The global anaerobic metabolism regulator fnr is necessary for the degradation of food dyes and drugs by Escherichia coli

The microbiome is an underappreciated contributor to intestinal drug metabolism with broad implications for drug efficacy and toxicity. While considerable progress has been made towards identifying the gut bacterial genes and enzymes involved, the role of environmental factors in shaping their activity remains poorly understood. Here, we focus on the gut bacterial reduction of azo bonds (R-N=N-R’), found in diverse chemicals in both food and drugs. Surprisingly, the canonical azoR gene in Escherichia coli was dispensable for azo bond reduction. Instead, azo reductase activity was controlled by the fumarate and nitrate reduction (fnr) regulator, consistent with a requirement for the anoxic conditions found within the gastrointestinal tract.

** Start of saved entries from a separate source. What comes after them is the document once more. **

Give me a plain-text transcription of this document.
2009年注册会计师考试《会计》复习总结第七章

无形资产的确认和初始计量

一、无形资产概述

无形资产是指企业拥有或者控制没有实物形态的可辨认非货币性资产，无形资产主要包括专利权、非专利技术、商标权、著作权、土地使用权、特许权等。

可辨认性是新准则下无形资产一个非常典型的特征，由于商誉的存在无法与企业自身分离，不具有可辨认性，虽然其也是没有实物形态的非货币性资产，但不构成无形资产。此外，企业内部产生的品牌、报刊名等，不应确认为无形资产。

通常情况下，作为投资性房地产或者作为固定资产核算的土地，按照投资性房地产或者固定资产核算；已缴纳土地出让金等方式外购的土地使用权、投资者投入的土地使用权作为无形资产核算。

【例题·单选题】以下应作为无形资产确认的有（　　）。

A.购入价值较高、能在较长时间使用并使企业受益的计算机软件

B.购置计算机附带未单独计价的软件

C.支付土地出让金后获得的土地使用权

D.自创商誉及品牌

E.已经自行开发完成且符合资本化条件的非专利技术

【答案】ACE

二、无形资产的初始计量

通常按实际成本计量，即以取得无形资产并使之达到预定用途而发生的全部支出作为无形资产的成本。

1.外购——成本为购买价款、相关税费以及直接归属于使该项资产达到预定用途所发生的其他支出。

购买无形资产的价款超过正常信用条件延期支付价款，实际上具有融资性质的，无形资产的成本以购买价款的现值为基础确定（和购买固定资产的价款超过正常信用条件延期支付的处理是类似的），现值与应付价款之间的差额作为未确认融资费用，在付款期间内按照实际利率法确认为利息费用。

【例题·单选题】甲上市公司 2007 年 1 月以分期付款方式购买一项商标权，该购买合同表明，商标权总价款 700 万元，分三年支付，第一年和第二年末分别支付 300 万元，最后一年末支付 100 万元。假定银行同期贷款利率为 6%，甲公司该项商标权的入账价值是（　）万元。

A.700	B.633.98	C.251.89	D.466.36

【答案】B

Paired transcriptomic and proteomic analysis of the fnr regulon revealed that in addition to altering the expression of multiple reductases, FNR is necessary for the metabolism of L-Cysteine to hydrogen sulfide, enabling the degradation of azo bonds. Furthermore, we found that FNR indirectly regulates this process though the small non-coding regulatory RNA fnrS. Taken together, these results show how gut bacteria sense and respond to their intestinal environment to enable the metabolism of chemical groups found in both dietary and pharmaceutical compounds. We sought to investigate the transcriptomic response of E. coli to the presence of FD&C Red No. 40. We grew wt and Δfnr E. coli BW25113 in LB media with 0.05% L-Cysteine and inoculated the cultures with 250 µM FD&C Red No. 40 or DMSO vehicle at either mid-exponential or stationary growth phases . After a 40 minute incubation period, samples were collected and split for paired transcriptomics (RNA-seq) and proteomics.